Florida has an underappreciated secret weapon to help heal its ailing reefs: prickly sea urchins.
This week, the National Oceanic and Atmospheric Administration unveiled a $97 million rescue effort expected to take five to seven years. Part of the plan will include an unprecedented lab-breeding program to help revive long-spined sea urchins, a shimmering black-spined urchin and one of the largest on the planet.
The move was made possible after University of Florida researchers at The Florida Aquarium succeeded in producing lab-bred urchins for the first time in large numbers this summer.
Florida’s reefs were once crawling with the spindly black urchins, scouring reefs and devouring the thick, weedy algae.
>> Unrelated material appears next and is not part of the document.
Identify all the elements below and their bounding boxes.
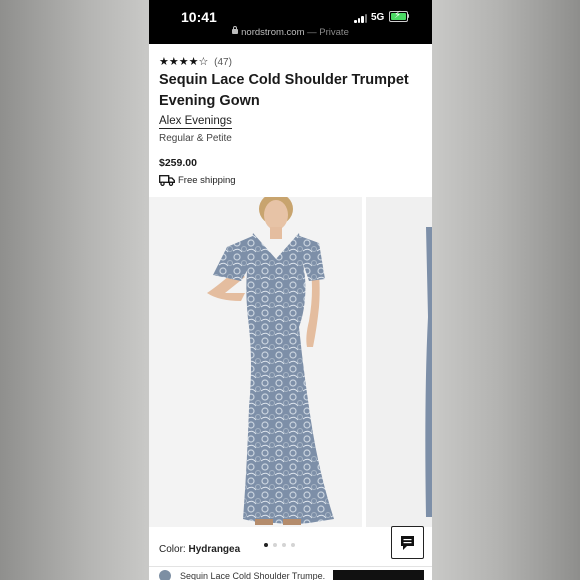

That prevented the algae from growing too thick and blocking the light coral need to co-exist with the tiny single-celled algae that live in their tissue.
But in the 1980s, a mysterious disease spread across the Caribbean, wiping out 97 percent of the sea urchins, Pilnick said. Scientists still aren’t quite sure what triggered the disease, but the results were dramatic.
This past June, the Tampa-based Florida Aquarium lab, run by UF fisheries researcher Joshua Patterson, succeeded at breeding 100 – enough that once replicated could begin the arduous work of restocking the reefs. The next phase of the work will focus on how to deliver the baby urchins to the reefs – determining the optimal age and timing – so that they can produce the millions needed, Pilnick said.
“Absolutely, it’s possible to do that. When we’re in the lab, when we’re growing these from gametes, we can collect a couple million eggs at a time,” he said. “As we get better at this and as we continue to do the research and development, we’ll be able to improve upon that 100.”